CALL FOR PROPOSALS:

ORGANIZERS

  • Harvey Thorleifson, Chair
    Minnesota Geological Survey
  • Carrie Jennings, Vice Chair
    Minnesota Geological Survey
  • David Bush, Technical Program Chair
    University of West Georgia
  • Jim Miller, Field Trip Chair
    University of Minnesota Duluth
  • Curtis M. Hudak, Sponsorship Chair
    Foth Infrastructure & Environment, LLC

 

Paper No. 6
Presentation Time: 9:00 AM-6:00 PM

NEW CONSTRAINTS ON THE INTERPRETATION OF LOW-ANGLE NORMAL FAULTS IN SOUTHEASTERN IDAHO


VANKEUREN, Marc A. and CHRISTIE-BLICK, Nicholas, Department of Earth and Environmental Sciences and Lamont-Doherty Earth Observatory of Columbia University, Palisades, NY 10964, marcv@ldeo.columbia.edu

Gently dipping normal faults in the southern Bannock Range of SE Idaho have previously been interpreted as evidence for a regional detachment system originating and slipping at a low inclination on the basis of geometrical relations between faults and bedding in lacustrine sediments of the upper Miocene to lower Pliocene Salt Lake Formation (Carney and Janecke, 2005). New field data from three key locations lead to a different interpretation. 1) Measurements in the Clifton basin (Clifton 7.5’ quadrangle) indicate that beds dip consistently to the SE at ~32°, with a cut-off angle against the west-dipping Clifton fault of ~44°. These data are inconsistent with the existence of the Clifton basin anticline of Carney and Janecke (2005). 2) In the Pocket basin ~2 km to the NW, bedding in the Salt Lake Formation is more variable but inclined generally to the east into the west-dipping Pocket basin fault.

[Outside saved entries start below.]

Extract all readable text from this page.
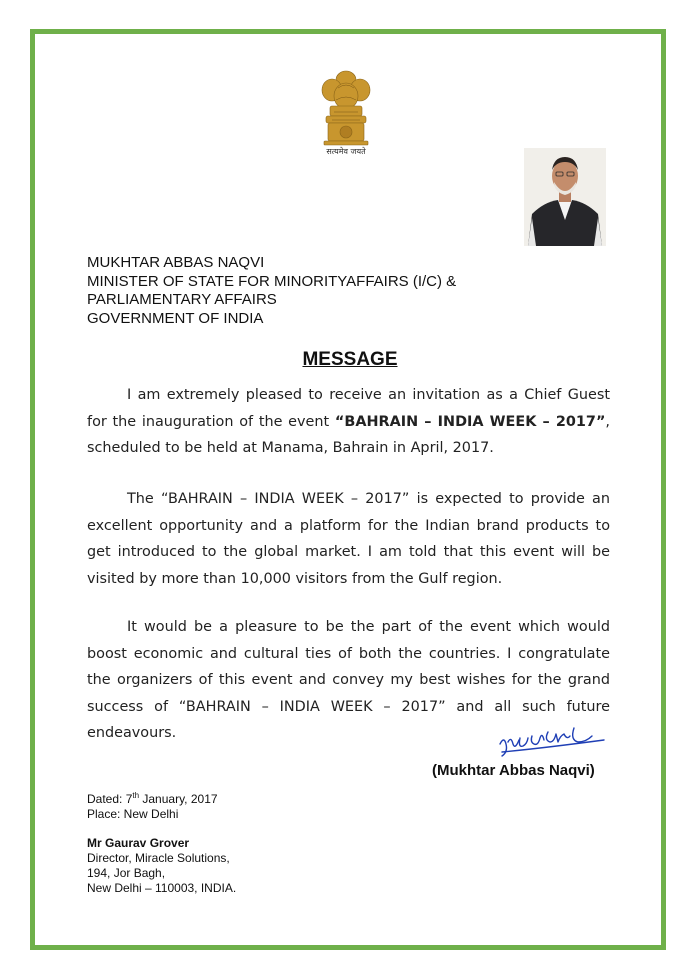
सत्यमेव जयते
MUKHTAR ABBAS NAQVI
MINISTER OF STATE FOR MINORITYAFFAIRS (I/C) &
PARLIAMENTARY AFFAIRS
GOVERNMENT OF INDIA
MESSAGE
I am extremely pleased to receive an invitation as a Chief Guest for the inauguration of the event “BAHRAIN – INDIA WEEK – 2017”, scheduled to be held at Manama, Bahrain in April, 2017.
The “BAHRAIN – INDIA WEEK – 2017” is expected to provide an excellent opportunity and a platform for the Indian brand products to get introduced to the global market. I am told that this event will be visited by more than 10,000 visitors from the Gulf region.
It would be a pleasure to be the part of the event which would boost economic and cultural ties of both the countries. I congratulate the organizers of this event and convey my best wishes for the grand success of “BAHRAIN – INDIA WEEK – 2017” and all such future endeavours.
(Mukhtar Abbas Naqvi)
Dated: 7th January, 2017
Place: New Delhi
Mr Gaurav Grover
Director, Miracle Solutions,
194, Jor Bagh,
New Delhi – 110003, INDIA.
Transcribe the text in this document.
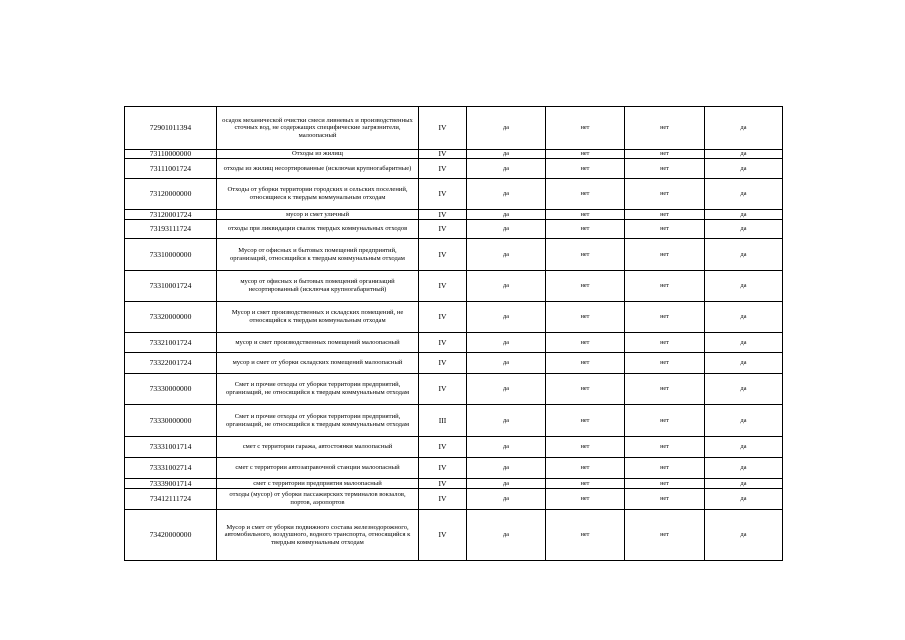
72901011394	осадок механической очистки смеси ливневых и производственных сточных вод, не содержащих специфические загрязнители, малоопасный	IV	да	нет	нет	да
73110000000	Отходы из жилищ	IV	да	нет	нет	да
73111001724	отходы из жилищ несортированные (исключая крупногабаритные)	IV	да	нет	нет	да
73120000000	Отходы от уборки территории городских и сельских поселений, относящиеся к твердым коммунальным отходам	IV	да	нет	нет	да
73120001724	мусор и смет уличный	IV	да	нет	нет	да
73193111724	отходы при ликвидации свалок твердых коммунальных отходов	IV	да	нет	нет	да
73310000000	Мусор от офисных и бытовых помещений предприятий, организаций, относящийся к твердым коммунальным отходам	IV	да	нет	нет	да
73310001724	мусор от офисных и бытовых помещений организаций несортированный (исключая крупногабаритный)	IV	да	нет	нет	да
73320000000	Мусор и смет производственных и складских помещений, не относящийся к твердым коммунальным отходам	IV	да	нет	нет	да
73321001724	мусор и смет производственных помещений малоопасный	IV	да	нет	нет	да
73322001724	мусор и смет от уборки складских помещений малоопасный	IV	да	нет	нет	да
73330000000	Смет и прочие отходы от уборки территории предприятий, организаций, не относящийся к твердым коммунальным отходам	IV	да	нет	нет	да
73330000000	Смет и прочие отходы от уборки территории предприятий, организаций, не относящийся к твердым коммунальным отходам	III	да	нет	нет	да
73331001714	смет с территории гаража, автостоянки малоопасный	IV	да	нет	нет	да
73331002714	смет с территории автозаправочной станции малоопасный	IV	да	нет	нет	да
73339001714	смет с территории предприятия малоопасный	IV	да	нет	нет	да
73412111724	отходы (мусор) от уборки пассажирских терминалов вокзалов, портов, аэропортов	IV	да	нет	нет	да
73420000000	Мусор и смет от уборки подвижного состава железнодорожного, автомобильного, воздушного, водного транспорта, относящийся к твердым коммунальным отходам	IV	да	нет	нет	да
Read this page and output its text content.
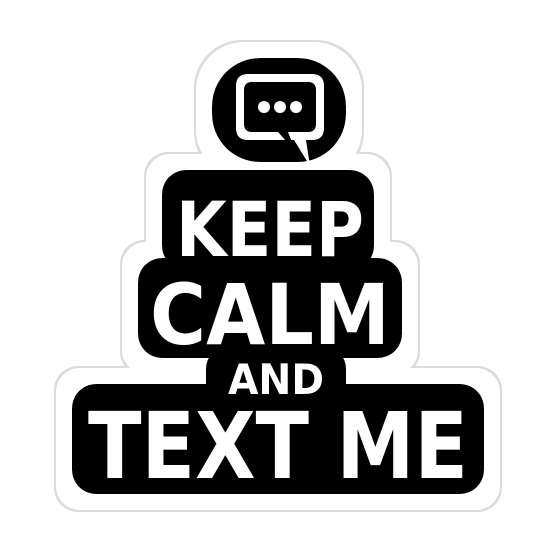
KEEP
CALM
AND
TEXT ME
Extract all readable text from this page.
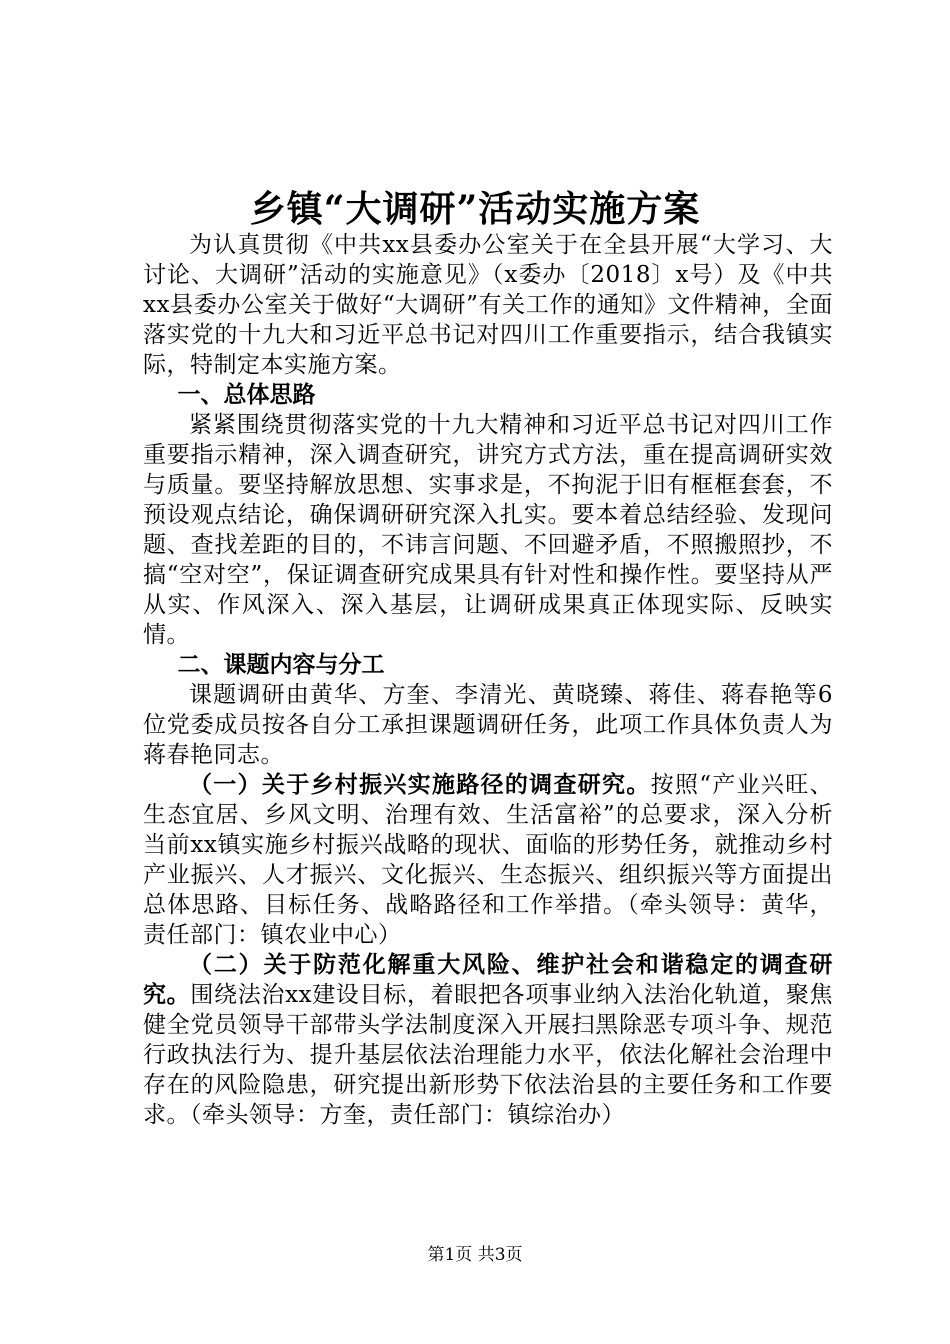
乡镇“大调研”活动实施方案

为认真贯彻《中共xx县委办公室关于在全县开展“大学习、大讨论、大调研”活动的实施意见》（x委办〔2018〕x号）及《中共xx县委办公室关于做好“大调研”有关工作的通知》文件精神，全面落实党的十九大和习近平总书记对四川工作重要指示，结合我镇实际，特制定本实施方案。

一、总体思路

紧紧围绕贯彻落实党的十九大精神和习近平总书记对四川工作重要指示精神，深入调查研究，讲究方式方法，重在提高调研实效与质量。要坚持解放思想、实事求是，不拘泥于旧有框框套套，不预设观点结论，确保调研研究深入扎实。要本着总结经验、发现问题、查找差距的目的，不讳言问题、不回避矛盾，不照搬照抄，不搞“空对空”，保证调查研究成果具有针对性和操作性。要坚持从严从实、作风深入、深入基层，让调研成果真正体现实际、反映实情。

二、课题内容与分工

课题调研由黄华、方奎、李清光、黄晓臻、蒋佳、蒋春艳等6位党委成员按各自分工承担课题调研任务，此项工作具体负责人为蒋春艳同志。

（一）关于乡村振兴实施路径的调查研究。按照“产业兴旺、生态宜居、乡风文明、治理有效、生活富裕”的总要求，深入分析当前xx镇实施乡村振兴战略的现状、面临的形势任务，就推动乡村产业振兴、人才振兴、文化振兴、生态振兴、组织振兴等方面提出总体思路、目标任务、战略路径和工作举措。（牵头领导：黄华，责任部门：镇农业中心）

（二）关于防范化解重大风险、维护社会和谐稳定的调查研究。围绕法治xx建设目标，着眼把各项事业纳入法治化轨道，聚焦健全党员领导干部带头学法制度深入开展扫黑除恶专项斗争、规范行政执法行为、提升基层依法治理能力水平，依法化解社会治理中存在的风险隐患，研究提出新形势下依法治县的主要任务和工作要求。（牵头领导：方奎，责任部门：镇综治办）

第1页 共3页
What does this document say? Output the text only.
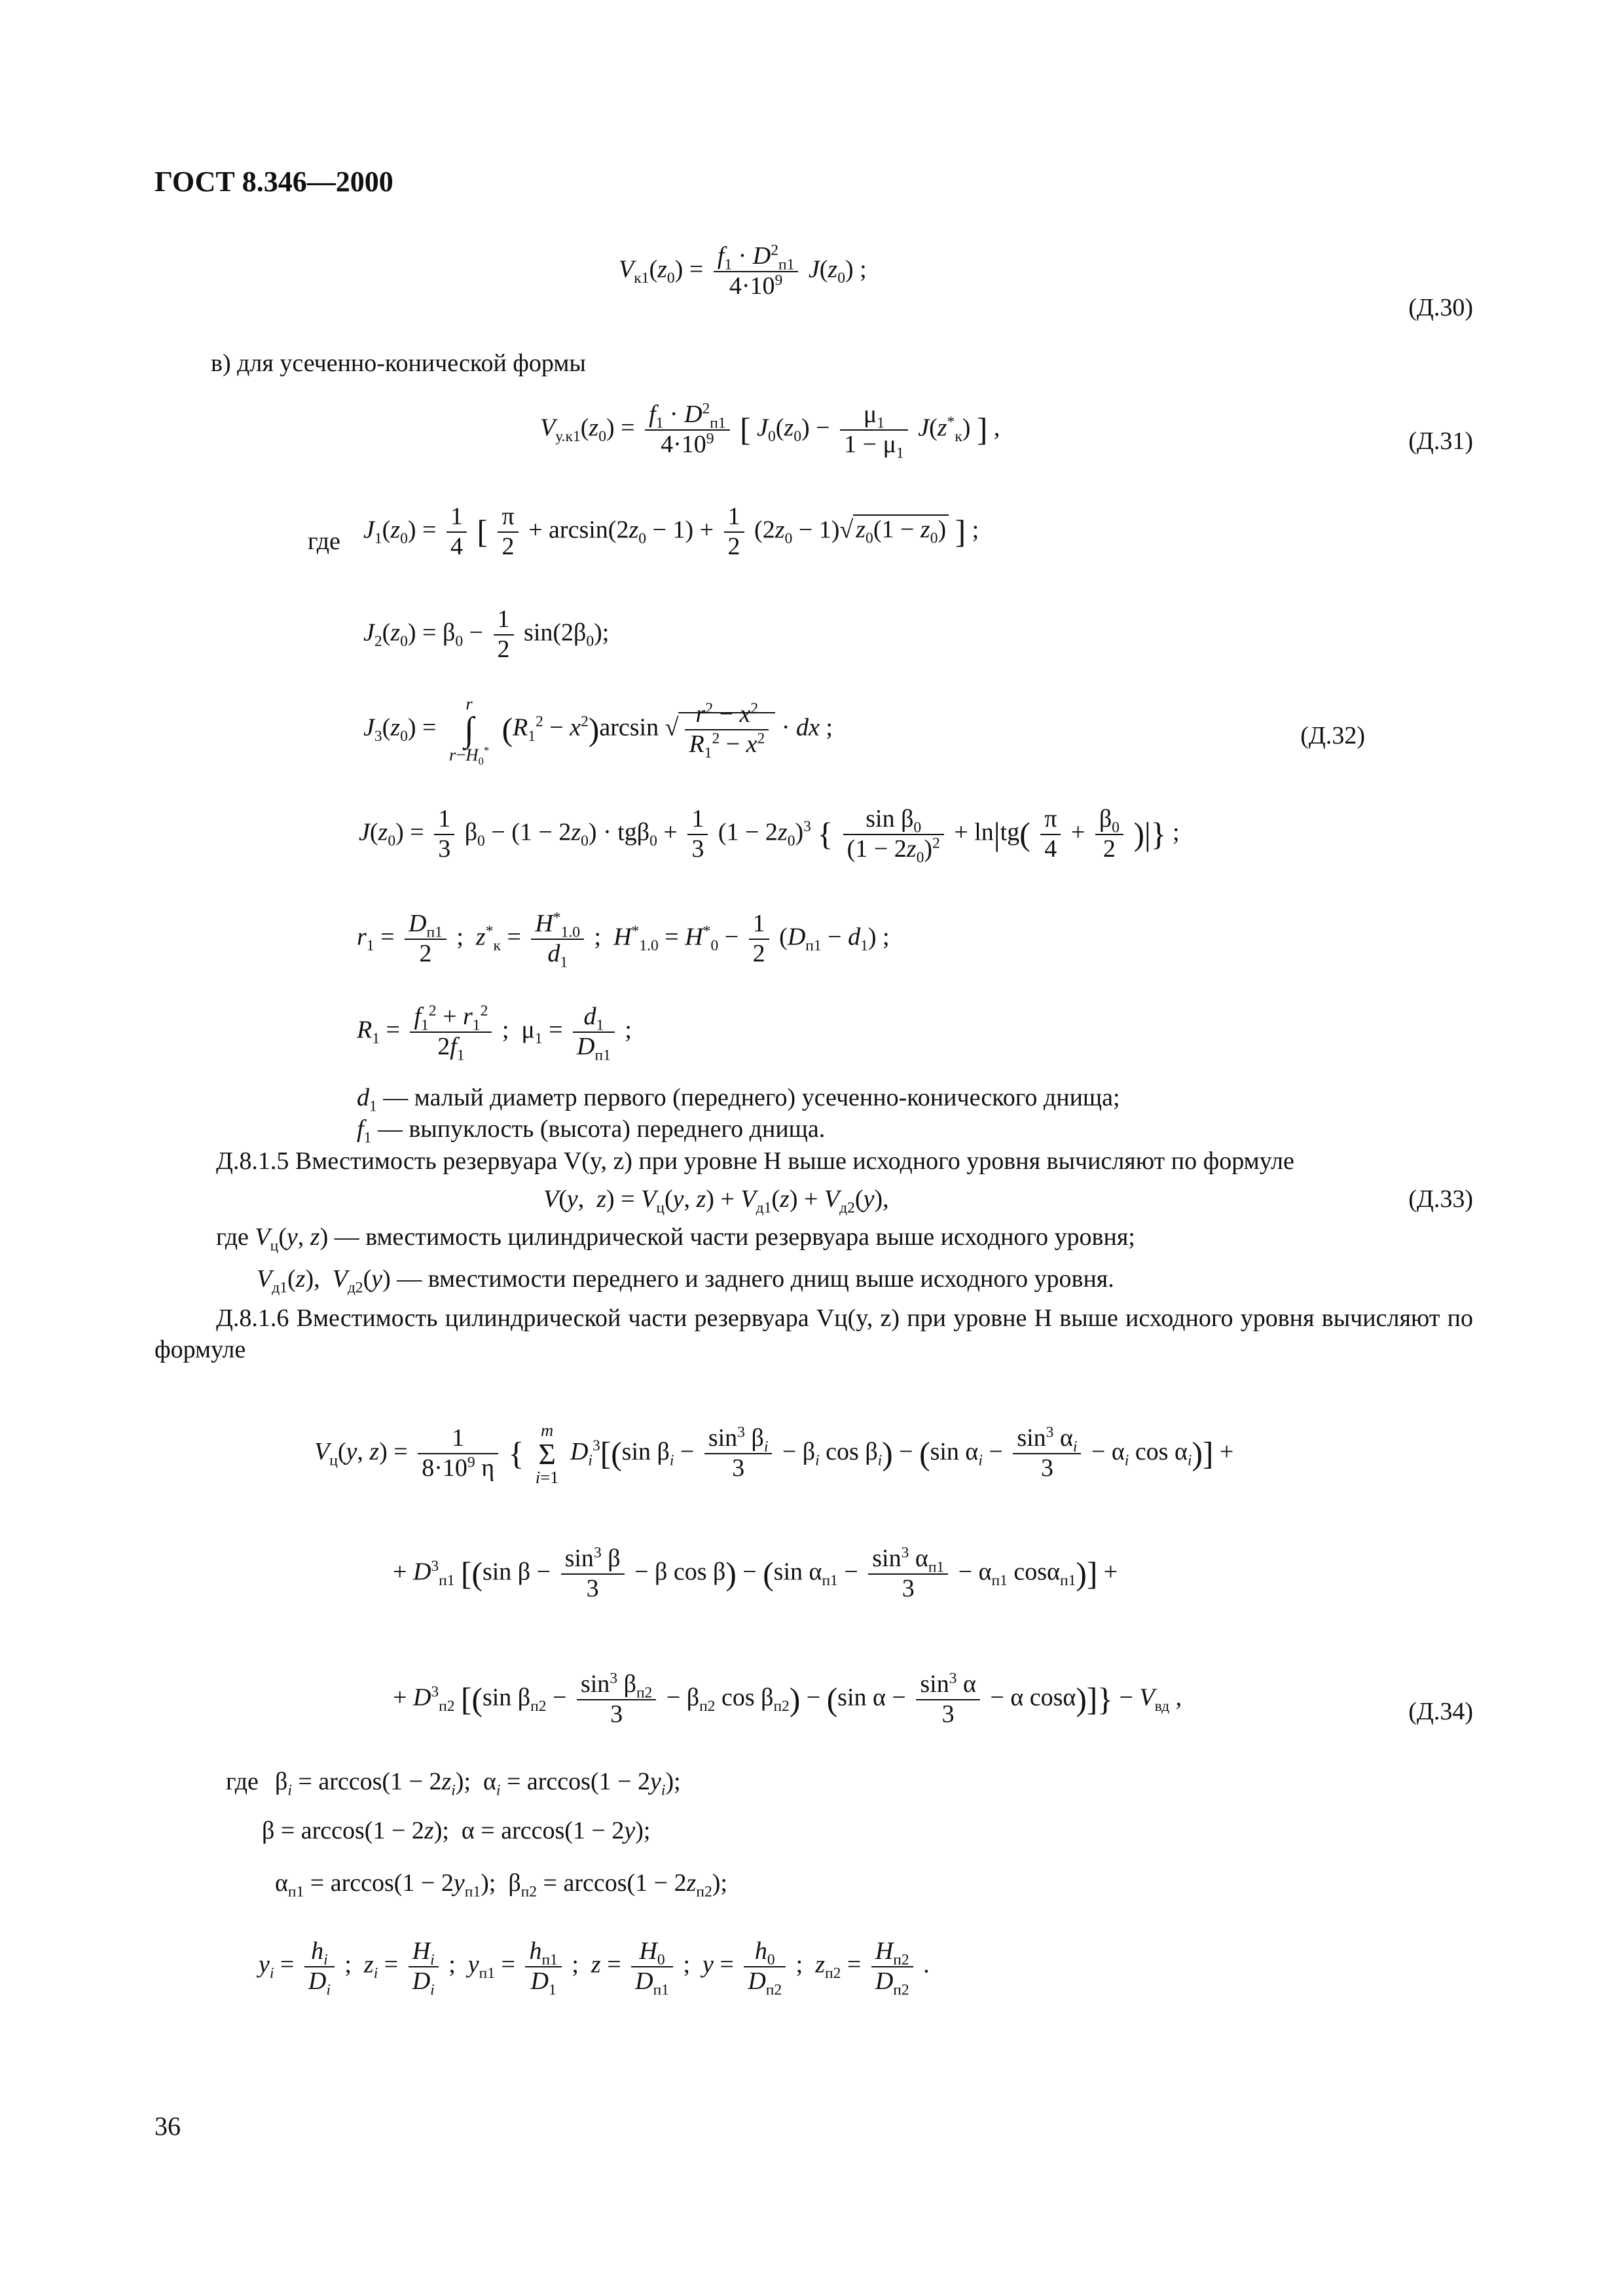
ГОСТ 8.346—2000
$V_{к1}(z_0) = \frac{f_1 \cdot D^2_{п1}}{4\cdot 10^9} J(z_0)$ ;
(Д.30)
в) для усеченно-конической формы
$V_{у.к1}(z_0) = \frac{f_1 \cdot D^2_{п1}}{4\cdot 10^9}$ [ $J_0(z_0) - \frac{\mu_1}{1 - \mu_1} J(z^*_к)$ ] ,	(Д.31)
где $J_1(z_0) = \frac{1}{4}$ [ $\frac{\pi}{2} + \arcsin(2z_0 - 1) + \frac{1}{2} (2z_0 - 1)√$ $z_0(1 - z_0)$ ] ;
$J_2(z_0) = \beta_0 - \frac{1}{2} \sin(2\beta_0)$;
$J_3(z_0)$ =
r
∫
$r-H_0^*$
$(R_1^2 - x^2)\arcsin$ √ $\frac{r^2 - x^2}{R_1^2 - x^2}$ · dx ;	(Д.32)
$J(z_0) = \frac{1}{3} \beta_0 - (1 - 2z_0) \cdot tg\beta_0 + \frac{1}{3} (1 - 2z_0)^3$ { $\frac{\sin \beta_0}{(1 - 2z_0)^2} + \ln|tg( \frac{\pi}{4} + \frac{\beta_0}{2}$ )|} ;
$r_1 = \frac{D_{п1}}{2}$ ;  $z^*_к = \frac{H^*_{1.0}}{d_1}$ ;  $H^*_{1.0} = H^*_0 - \frac{1}{2} (D_{п1} - d_1)$ ;
$R_1 = \frac{f_1^2 + r_1^2}{2f_1}$ ;  $\mu_1 = \frac{d_1}{D_{п1}}$ ;
$d_1$ — малый диаметр первого (переднего) усеченно-конического днища;
$f_1$ — выпуклость (высота) переднего днища.
Д.8.1.5 Вместимость резервуара V(y, z) при уровне H выше исходного уровня вычисляют по формуле
V(y,  $z) = V_ц(y$, $z) + V_{д1}(z) + V_{д2}(y)$,	(Д.33)
где $V_ц(y$, z) — вместимость цилиндрической части резервуара выше исходного уровня;
$V_{д1}(z)$,  $V_{д2}(y)$ — вместимости переднего и заднего днищ выше исходного уровня.
Д.8.1.6 Вместимость цилиндрической части резервуара Vц(y, z) при уровне H выше исходного уровня вычисляют по формуле
$V_ц(y$, $z) = \frac{1}{8\cdot 10^9 \eta}$ {
m
Σ
i=1
$D_i^3[(\sin$ $\beta_i - \frac{\sin^3 \beta_i}{3} - \beta_i$ $\cos \beta_i) - (\sin$ $\alpha_i - \frac{\sin^3 \alpha_i}{3} - \alpha_i$ $\cos \alpha_i$)] +
+ $D^3_{п1}$ [(sin $\beta - \frac{\sin^3 \beta}{3} - \beta$ cos β) − (sin $\alpha_{п1} - \frac{\sin^3 \alpha_{п1}}{3} - \alpha_{п1}$ cosα$_{п1}$)] +
+ $D^3_{п2}$ [(sin $\beta_{п2} - \frac{\sin^3 \beta_{п2}}{3} - \beta_{п2}$ $\cos \beta_{п2}) - (\sin$ $\alpha - \frac{\sin^3 \alpha}{3} - \alpha$ $\cos\alpha)]\} - V_{вд}$ ,
(Д.34)
где $\beta_i = \arccos(1 - 2z_i)$;  $\alpha_i = \arccos(1 - 2y_i)$;
β = arccos(1 − 2z);  α = arccos(1 − 2y);
$\alpha_{п1} = \arccos(1 - 2y_{п1})$;  $\beta_{п2} = \arccos(1 - 2z_{п2})$;
$y_i = \frac{h_i}{D_i}$ ;  $z_i = \frac{H_i}{D_i}$ ;  $y_{п1} = \frac{h_{п1}}{D_1}$ ;  $z = \frac{H_0}{D_{п1}}$ ;  $y = \frac{h_0}{D_{п2}}$ ;  $z_{п2} = \frac{H_{п2}}{D_{п2}}$ .
36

We find no evidence for the Pocket basin syncline of Carney and Janecke (2005) or for inferred near-concordance of bedding with the fault surface in the vicinity of the fault. Our new bedding data are based upon a series of shallow pits excavated to avoid surficial deformation – which is widespread in these fine-grained deposits, particularly on slopes. Fault orientations were determined from a series of points of known elevation at which fault location is well established in published mapping. 3) A contact mapped as the Clifton fault on the west side of Rattlesnake Ridge (Steely et al., 2005; Weston Canyon 7.5’ quadrangle) is tentatively reinterpreted as a west-dipping Miocene unconformity, offset in many places by moderately to steeply dipping normal faults that were active after and not during deposition of the Salt Lake Formation. While our data do not preclude the existence of a regional detachment fault at depth, they are well explained by Miocene and younger domino-style normal faulting. Cretaceous backthrusting is hypothesized to account for locally large stratigraphic separations, including younger-over-older relations in Neoproterozoic and Cambrian rocks at Rattlesnake Ridge. The complex detachment model envisaged in earlier work is not required. Low-angle normal faults in SE Idaho differ appreciably from the Sevier Desert detachment of west-central Utah, the interpretation of which remains unresolved.